Su vida transcurría viendo marchitarse cantidades ingentes de flores. La casa llena de pétalos caídos. Los jarrones esparcidos llenos de agua putrefacta.
El último ramo traía ni más ni menos que 24 rosas. Una por cada año compartido. Una por cada año perdido. Una por cada cicatriz. Pero ella no quería llegar al cuarto de siglo.
Él jarrón lucía lleno de esplendorosas rosas cuando él salió de nuevo, como cada noche, buscando otras flores. Ella las cogió con las manos temblorosas pero con cuidado. Una a una arrancó cada flor de su tallo y con aquel manojo se fue a su cuarto. Bajo la sábana esparció uno a uno cada tallo con espinas, bien colocadas ocupando todo el lado derecho del colchón. Parecía la cama de un fakir.
Cuatro horas más tarde le oyó llegar, dando tumbos. Ella, en silencio como siempre, pero con el corazón en la boca, se hizo la dormida. Él consiguió quitarse la ropa a duras penas y se dejó caer en la cama como un saco. El alcohol lo tenía tan anestesiado que ni sintió las espinas clavándose en cada poro de su piel.
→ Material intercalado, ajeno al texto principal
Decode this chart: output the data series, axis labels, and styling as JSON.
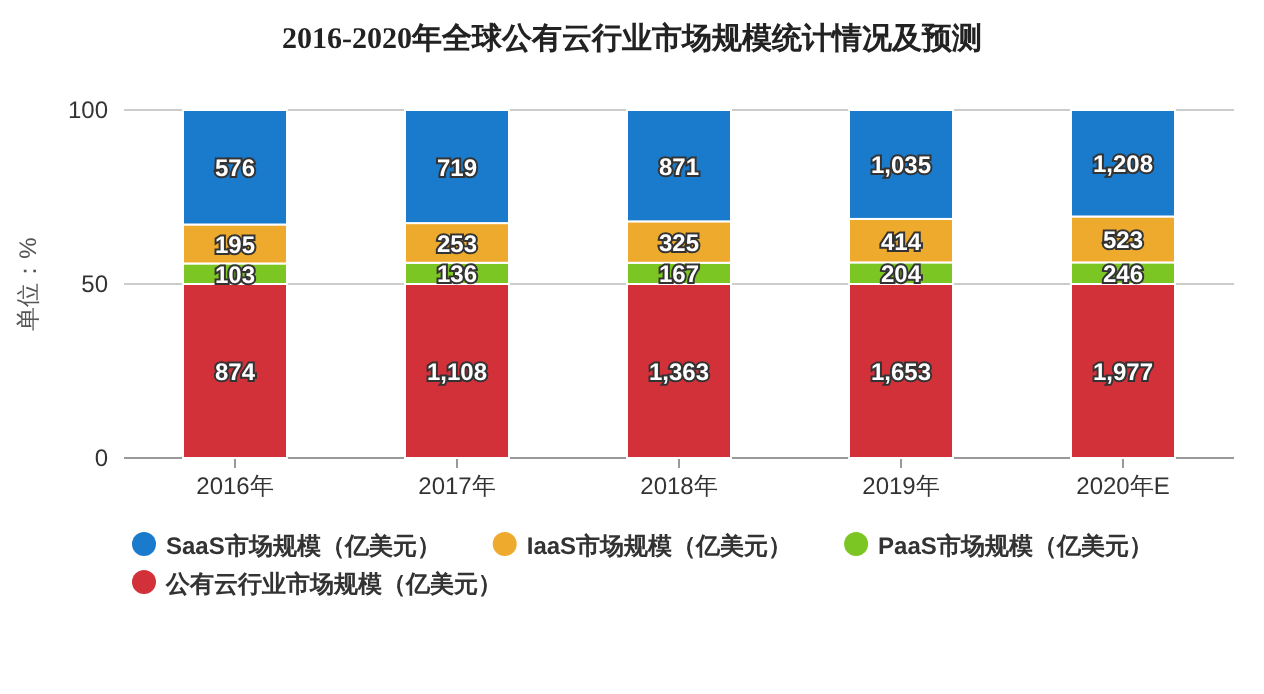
{
  "chart_data": {
    "type": "bar",
    "title": "2016-2020年全球公有云行业市场规模统计情况及预测",
    "ylabel": "单位：%",
    "categories": [
      "2016年",
      "2017年",
      "2018年",
      "2019年",
      "2020年E"
    ],
    "stacked": true,
    "series": [
      {
        "name": "公有云行业市场规模（亿美元）",
        "color": "#d3313a",
        "values": [
          50.0,
          50.0,
          50.0,
          50.0,
          50.0
        ]
      },
      {
        "name": "PaaS市场规模（亿美元）",
        "color": "#7cc623",
        "values": [
          5.9,
          6.1,
          6.1,
          6.2,
          6.2
        ]
      },
      {
        "name": "IaaS市场规模（亿美元）",
        "color": "#eeaa2c",
        "values": [
          11.2,
          11.4,
          11.9,
          12.5,
          13.2
        ]
      },
      {
        "name": "SaaS市场规模（亿美元）",
        "color": "#1a7acb",
        "values": [
          32.9,
          32.5,
          32.0,
          31.3,
          30.6
        ]
      }
    ],
    "ylim": [
      0,
      100
    ],
    "yticks": [
      0,
      50,
      100
    ],
    "grid": "y",
    "legend": "bottom",
    "annotations": [
      "874",
      "103",
      "195",
      "576",
      "1,108",
      "136",
      "253",
      "719",
      "1,363",
      "167",
      "325",
      "871",
      "1,653",
      "204",
      "414",
      "1,035",
      "1,977",
      "246",
      "523",
      "1,208"
    ]
  }
}
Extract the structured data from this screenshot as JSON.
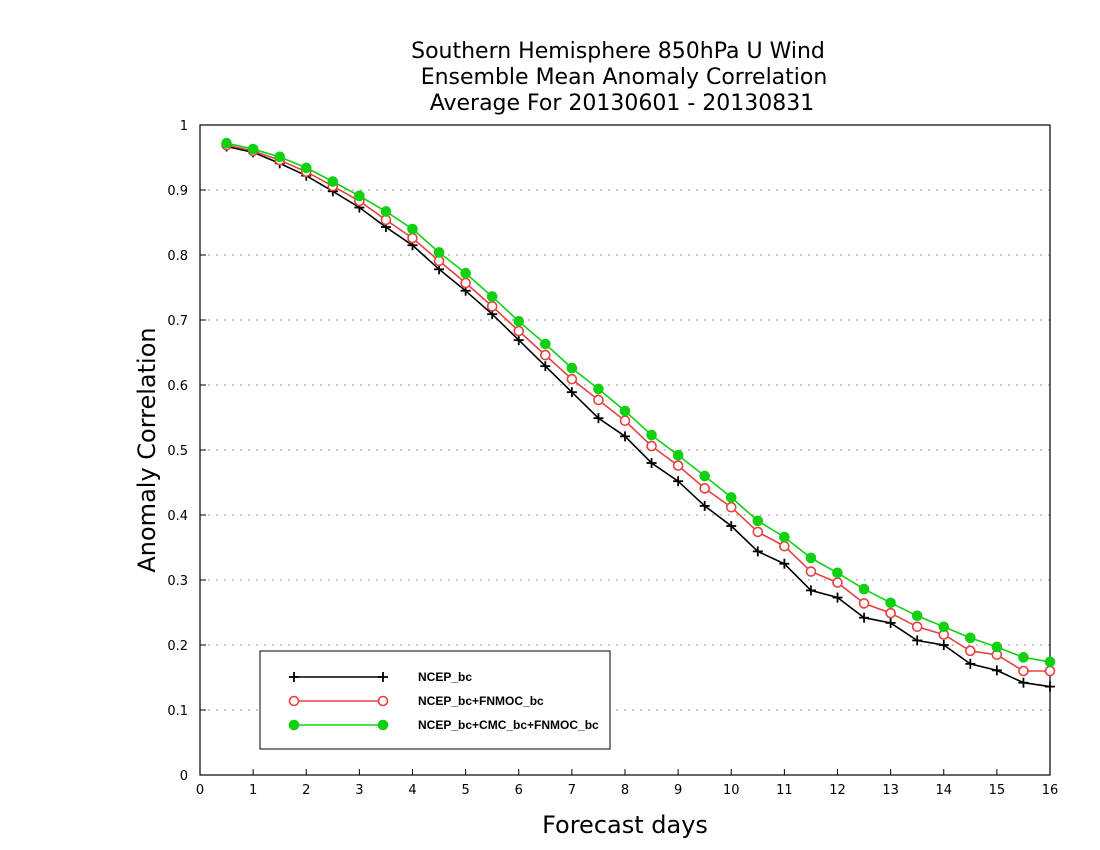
{
  "chart_data": {
    "type": "line",
    "title": [
      "Southern Hemisphere 850hPa U Wind",
      "Ensemble Mean Anomaly Correlation",
      "Average For 20130601 - 20130831"
    ],
    "xlabel": "Forecast days",
    "ylabel": "Anomaly Correlation",
    "xlim": [
      0,
      16
    ],
    "ylim": [
      0,
      1
    ],
    "xticks": [
      "0",
      "1",
      "2",
      "3",
      "4",
      "5",
      "6",
      "7",
      "8",
      "9",
      "10",
      "11",
      "12",
      "13",
      "14",
      "15",
      "16"
    ],
    "yticks": [
      "0",
      "0.1",
      "0.2",
      "0.3",
      "0.4",
      "0.5",
      "0.6",
      "0.7",
      "0.8",
      "0.9",
      "1"
    ],
    "grid": true,
    "legend_position": "bottom-left",
    "x": [
      0.5,
      1,
      1.5,
      2,
      2.5,
      3,
      3.5,
      4,
      4.5,
      5,
      5.5,
      6,
      6.5,
      7,
      7.5,
      8,
      8.5,
      9,
      9.5,
      10,
      10.5,
      11,
      11.5,
      12,
      12.5,
      13,
      13.5,
      14,
      14.5,
      15,
      15.5,
      16
    ],
    "series": [
      {
        "name": "NCEP_bc",
        "color": "#000000",
        "marker": "plus",
        "values": [
          0.967,
          0.958,
          0.941,
          0.922,
          0.898,
          0.873,
          0.843,
          0.815,
          0.778,
          0.745,
          0.709,
          0.669,
          0.629,
          0.589,
          0.549,
          0.521,
          0.48,
          0.452,
          0.414,
          0.383,
          0.344,
          0.325,
          0.284,
          0.273,
          0.242,
          0.234,
          0.207,
          0.2,
          0.171,
          0.161,
          0.142,
          0.136
        ]
      },
      {
        "name": "NCEP_bc+FNMOC_bc",
        "color": "#e84040",
        "marker": "open-circle",
        "values": [
          0.969,
          0.96,
          0.946,
          0.928,
          0.906,
          0.883,
          0.854,
          0.826,
          0.791,
          0.757,
          0.721,
          0.683,
          0.646,
          0.609,
          0.577,
          0.545,
          0.506,
          0.476,
          0.441,
          0.412,
          0.374,
          0.352,
          0.313,
          0.296,
          0.264,
          0.249,
          0.228,
          0.216,
          0.191,
          0.185,
          0.16,
          0.16
        ]
      },
      {
        "name": "NCEP_bc+CMC_bc+FNMOC_bc",
        "color": "#11d011",
        "marker": "filled-circle",
        "values": [
          0.972,
          0.963,
          0.951,
          0.934,
          0.913,
          0.891,
          0.867,
          0.84,
          0.804,
          0.772,
          0.736,
          0.698,
          0.663,
          0.626,
          0.594,
          0.56,
          0.523,
          0.492,
          0.46,
          0.427,
          0.391,
          0.366,
          0.334,
          0.311,
          0.286,
          0.265,
          0.245,
          0.228,
          0.211,
          0.197,
          0.181,
          0.174
        ]
      }
    ]
  }
}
Resopló y se dejó caer en los brazos de Morfeo, ebrio como siempre.
Ella se levantó con cuidado y cogió la maleta que había dejado escondida tras el sofá de la sala. En silencio salió de la casa. Al día siguiente, cuando llegó la policía se encontraron una imagen dantesca. El hombre yacía inerte sobre una sábana teñida de rojo. Su cuerpo lleno de pequeñas heridas. Casi imperceptibles, pero mortales. A pesar de todo, había tenido una dulce muerte.